3. Start the story now
Don’t stall, the first chapter is not a test chapter. In fact, it is one of the most important.
Many editors claim that most of the stories they receive start at the second or third chapter. And that is not a good thing. It does you no good to waste time, the story started at this point. Why now? What is happening?
To help you with this, I have thought of a little trick.
Write and complete the whole story. Then when you go to edit, start from chapter three. And see if the story still makes sense from there and if that improves it.
Become the professional editor who will then judge your writing.
If the story works from that chapter, well that is your new beginning. If the story does NOT work from that point but you need the ACTIONS of the first two chapters, then those are actually worthy of staying in the final version.
4. The first sentence must be about something important to the plot
To think that a reader who does not know you will give you more than the first line to win him over is very optimistic.
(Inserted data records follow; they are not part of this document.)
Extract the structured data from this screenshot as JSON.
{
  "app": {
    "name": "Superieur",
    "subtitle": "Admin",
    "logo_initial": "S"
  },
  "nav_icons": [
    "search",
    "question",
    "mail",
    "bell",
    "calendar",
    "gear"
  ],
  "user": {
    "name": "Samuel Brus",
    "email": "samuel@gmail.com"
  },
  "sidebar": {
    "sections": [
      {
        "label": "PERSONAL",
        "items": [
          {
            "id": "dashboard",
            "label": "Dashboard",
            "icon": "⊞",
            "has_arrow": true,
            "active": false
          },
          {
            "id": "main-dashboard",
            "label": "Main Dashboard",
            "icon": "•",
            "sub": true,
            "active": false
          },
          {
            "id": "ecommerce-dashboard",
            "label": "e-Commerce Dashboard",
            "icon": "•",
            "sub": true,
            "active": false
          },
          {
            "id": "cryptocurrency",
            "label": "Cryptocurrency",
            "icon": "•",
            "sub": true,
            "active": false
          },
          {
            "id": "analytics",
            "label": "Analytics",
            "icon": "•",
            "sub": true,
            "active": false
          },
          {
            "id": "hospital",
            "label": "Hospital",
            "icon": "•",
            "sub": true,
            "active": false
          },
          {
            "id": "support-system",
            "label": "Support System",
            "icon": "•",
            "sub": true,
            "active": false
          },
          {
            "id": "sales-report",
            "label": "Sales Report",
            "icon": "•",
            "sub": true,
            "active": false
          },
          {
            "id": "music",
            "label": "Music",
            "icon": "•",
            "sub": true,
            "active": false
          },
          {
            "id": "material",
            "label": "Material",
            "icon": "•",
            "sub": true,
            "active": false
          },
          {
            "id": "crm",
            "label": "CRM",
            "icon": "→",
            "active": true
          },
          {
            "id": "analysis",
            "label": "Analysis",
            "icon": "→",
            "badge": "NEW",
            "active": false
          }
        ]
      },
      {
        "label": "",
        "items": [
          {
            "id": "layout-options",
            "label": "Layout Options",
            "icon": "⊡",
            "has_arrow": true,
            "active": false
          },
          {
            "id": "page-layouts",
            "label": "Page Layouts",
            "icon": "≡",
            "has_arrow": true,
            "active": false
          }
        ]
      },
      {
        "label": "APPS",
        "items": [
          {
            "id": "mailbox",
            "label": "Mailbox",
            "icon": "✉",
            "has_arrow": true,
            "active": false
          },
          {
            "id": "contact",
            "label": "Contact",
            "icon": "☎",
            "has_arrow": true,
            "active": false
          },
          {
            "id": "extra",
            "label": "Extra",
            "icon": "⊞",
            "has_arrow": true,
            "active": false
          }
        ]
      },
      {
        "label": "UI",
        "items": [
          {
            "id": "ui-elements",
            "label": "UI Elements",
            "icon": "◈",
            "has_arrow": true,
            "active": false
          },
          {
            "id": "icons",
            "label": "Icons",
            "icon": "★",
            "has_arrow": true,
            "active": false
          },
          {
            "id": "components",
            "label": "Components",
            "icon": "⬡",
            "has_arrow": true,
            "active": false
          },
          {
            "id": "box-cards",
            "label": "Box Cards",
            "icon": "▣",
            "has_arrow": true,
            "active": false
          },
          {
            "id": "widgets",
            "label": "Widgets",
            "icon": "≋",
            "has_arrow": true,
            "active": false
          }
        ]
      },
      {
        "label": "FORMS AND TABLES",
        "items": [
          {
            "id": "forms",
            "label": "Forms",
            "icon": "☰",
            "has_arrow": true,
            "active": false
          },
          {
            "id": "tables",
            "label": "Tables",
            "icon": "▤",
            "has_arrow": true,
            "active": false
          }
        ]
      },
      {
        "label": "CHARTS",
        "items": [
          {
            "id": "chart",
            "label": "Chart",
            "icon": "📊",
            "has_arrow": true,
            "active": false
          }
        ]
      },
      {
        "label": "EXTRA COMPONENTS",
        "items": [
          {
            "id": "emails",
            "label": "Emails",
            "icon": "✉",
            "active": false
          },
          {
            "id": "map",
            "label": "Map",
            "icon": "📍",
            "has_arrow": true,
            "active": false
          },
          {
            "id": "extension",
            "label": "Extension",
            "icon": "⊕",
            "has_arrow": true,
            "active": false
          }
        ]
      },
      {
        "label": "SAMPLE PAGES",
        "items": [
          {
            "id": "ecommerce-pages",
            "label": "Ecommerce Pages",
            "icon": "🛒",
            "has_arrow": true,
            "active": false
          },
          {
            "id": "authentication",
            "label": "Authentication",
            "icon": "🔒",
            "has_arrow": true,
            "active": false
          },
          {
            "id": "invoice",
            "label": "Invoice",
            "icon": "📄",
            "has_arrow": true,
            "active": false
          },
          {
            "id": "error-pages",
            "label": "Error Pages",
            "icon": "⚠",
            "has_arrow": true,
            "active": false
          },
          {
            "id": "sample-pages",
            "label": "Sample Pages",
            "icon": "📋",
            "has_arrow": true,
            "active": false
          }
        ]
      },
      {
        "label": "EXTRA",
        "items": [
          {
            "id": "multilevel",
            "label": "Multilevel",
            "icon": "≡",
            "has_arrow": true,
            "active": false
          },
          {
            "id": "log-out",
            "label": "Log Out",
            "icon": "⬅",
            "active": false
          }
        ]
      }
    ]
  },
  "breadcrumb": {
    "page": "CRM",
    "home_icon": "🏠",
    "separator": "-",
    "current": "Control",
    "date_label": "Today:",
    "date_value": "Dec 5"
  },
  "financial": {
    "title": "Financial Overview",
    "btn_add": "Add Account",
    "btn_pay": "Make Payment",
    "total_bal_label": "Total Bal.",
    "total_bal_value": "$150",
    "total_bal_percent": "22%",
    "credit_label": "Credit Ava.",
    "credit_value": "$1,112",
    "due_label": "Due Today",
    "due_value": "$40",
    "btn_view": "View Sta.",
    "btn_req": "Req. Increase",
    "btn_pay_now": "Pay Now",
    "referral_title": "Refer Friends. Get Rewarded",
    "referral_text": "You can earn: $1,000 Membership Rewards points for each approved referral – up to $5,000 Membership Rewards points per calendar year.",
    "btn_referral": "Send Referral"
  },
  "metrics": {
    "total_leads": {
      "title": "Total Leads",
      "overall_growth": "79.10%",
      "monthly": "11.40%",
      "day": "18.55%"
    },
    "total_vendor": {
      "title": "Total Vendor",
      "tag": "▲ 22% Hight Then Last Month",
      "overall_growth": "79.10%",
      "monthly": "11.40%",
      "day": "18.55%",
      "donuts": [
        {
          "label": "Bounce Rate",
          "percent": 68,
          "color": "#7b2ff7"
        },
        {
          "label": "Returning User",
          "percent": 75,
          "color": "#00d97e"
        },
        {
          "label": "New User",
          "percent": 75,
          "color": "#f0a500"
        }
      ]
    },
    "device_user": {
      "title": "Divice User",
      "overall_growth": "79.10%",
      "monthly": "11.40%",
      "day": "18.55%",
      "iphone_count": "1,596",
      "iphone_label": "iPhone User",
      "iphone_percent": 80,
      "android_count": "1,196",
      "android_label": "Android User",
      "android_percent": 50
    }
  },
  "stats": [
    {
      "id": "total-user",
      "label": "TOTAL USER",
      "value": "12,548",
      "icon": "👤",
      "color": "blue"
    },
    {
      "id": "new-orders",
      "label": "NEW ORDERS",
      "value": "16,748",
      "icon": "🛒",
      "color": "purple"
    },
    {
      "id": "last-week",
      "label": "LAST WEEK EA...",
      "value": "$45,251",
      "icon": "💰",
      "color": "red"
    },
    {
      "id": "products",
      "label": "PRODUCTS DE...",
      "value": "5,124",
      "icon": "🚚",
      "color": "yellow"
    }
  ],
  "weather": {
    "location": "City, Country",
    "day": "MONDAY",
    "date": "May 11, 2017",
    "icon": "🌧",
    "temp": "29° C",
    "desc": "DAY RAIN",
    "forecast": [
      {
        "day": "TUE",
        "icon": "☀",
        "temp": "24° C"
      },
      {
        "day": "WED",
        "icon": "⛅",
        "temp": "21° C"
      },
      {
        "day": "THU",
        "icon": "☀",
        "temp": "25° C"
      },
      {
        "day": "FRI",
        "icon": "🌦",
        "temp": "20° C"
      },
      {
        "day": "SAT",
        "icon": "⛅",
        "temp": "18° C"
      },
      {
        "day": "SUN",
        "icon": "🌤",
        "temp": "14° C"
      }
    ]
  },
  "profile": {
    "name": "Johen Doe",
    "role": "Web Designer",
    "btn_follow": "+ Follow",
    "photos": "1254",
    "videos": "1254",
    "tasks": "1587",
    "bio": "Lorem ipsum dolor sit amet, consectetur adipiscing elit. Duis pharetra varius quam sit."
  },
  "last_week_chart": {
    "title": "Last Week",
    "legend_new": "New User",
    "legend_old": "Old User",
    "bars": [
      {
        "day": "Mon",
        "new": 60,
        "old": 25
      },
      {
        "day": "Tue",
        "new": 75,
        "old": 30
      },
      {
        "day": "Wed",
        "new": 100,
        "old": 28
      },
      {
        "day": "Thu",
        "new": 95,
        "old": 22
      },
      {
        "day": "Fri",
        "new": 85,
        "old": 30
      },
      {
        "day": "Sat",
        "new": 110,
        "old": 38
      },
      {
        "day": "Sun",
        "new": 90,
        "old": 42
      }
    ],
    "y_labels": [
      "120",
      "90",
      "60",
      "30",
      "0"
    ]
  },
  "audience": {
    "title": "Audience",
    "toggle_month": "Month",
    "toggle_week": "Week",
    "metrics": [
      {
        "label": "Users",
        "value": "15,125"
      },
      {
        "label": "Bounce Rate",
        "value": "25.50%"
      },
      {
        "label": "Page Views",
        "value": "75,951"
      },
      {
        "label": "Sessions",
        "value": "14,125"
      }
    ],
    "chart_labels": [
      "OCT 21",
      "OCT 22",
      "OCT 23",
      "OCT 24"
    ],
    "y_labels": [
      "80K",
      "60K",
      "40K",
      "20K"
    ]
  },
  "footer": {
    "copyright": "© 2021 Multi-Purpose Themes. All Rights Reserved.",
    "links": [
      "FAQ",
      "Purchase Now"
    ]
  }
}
I myself, when I am in a bookshop, am first attracted by the beautiful covers, then by the interesting title and if I then open the book, I read the first sentence.
Am I wrong? Probably yes, and I miss out on a lot of masterpieces that way.
But when you are in a bookshop, surrounded by a flood of different stimuli and genres, the time you spend on any one book is very little.
On top of that, publishing houses also attach a lot of importance to the first sentence, and if it is meaningless to the plot, you risk being discarded pretty quickly.
That is why it is essential that you choose the first sentence of your book well.
Let me give you an example, imagine if Mrs Dalloway by Virginia Woolf had started like this:
“Peter Walsh. He would be back from India one of these days, June o July, she forgot which, for his letters were awfully dull;”
This is a sentence taken from the first page of the book, but found in the last lines. Reading it, what would you think the book revolves around? Peter Walsh, right? He is the centre of the story, maybe the book is a romance between him and the narrator?
Now let us read together the actual first sentence of Mrs Dalloway:
“Mrs Dalloway said she would buy the flowers herself.”
If you know the book, you know that these iconic words can be linked to the whole core of the story. Mrs Dalloway’s party.
But let’s say you don’t know it. What thought would they provoke in you?
Why does she need the flowers? Why does she buy them herself? Who else would buy them for her?
The first sentence immediately builds an idea in the reader’s head, and you must ensure that he is not disappointed to read that the story is about something else entirely. Use a sentence relevant to the plot.
The beginning of this classic has driven millions of people to read this book, not to discard it. A century has passed since these words were written and they are still read and loved today.
To be a better writer, there is nothing better than learning from writers who have defeated every enemy, even time.

5. Don’t start it with the first day of school
School is hardly ever so important to the plot as to be worth mentioning in the first chapter. And even if it was, it would be rather boring wouldn’t it?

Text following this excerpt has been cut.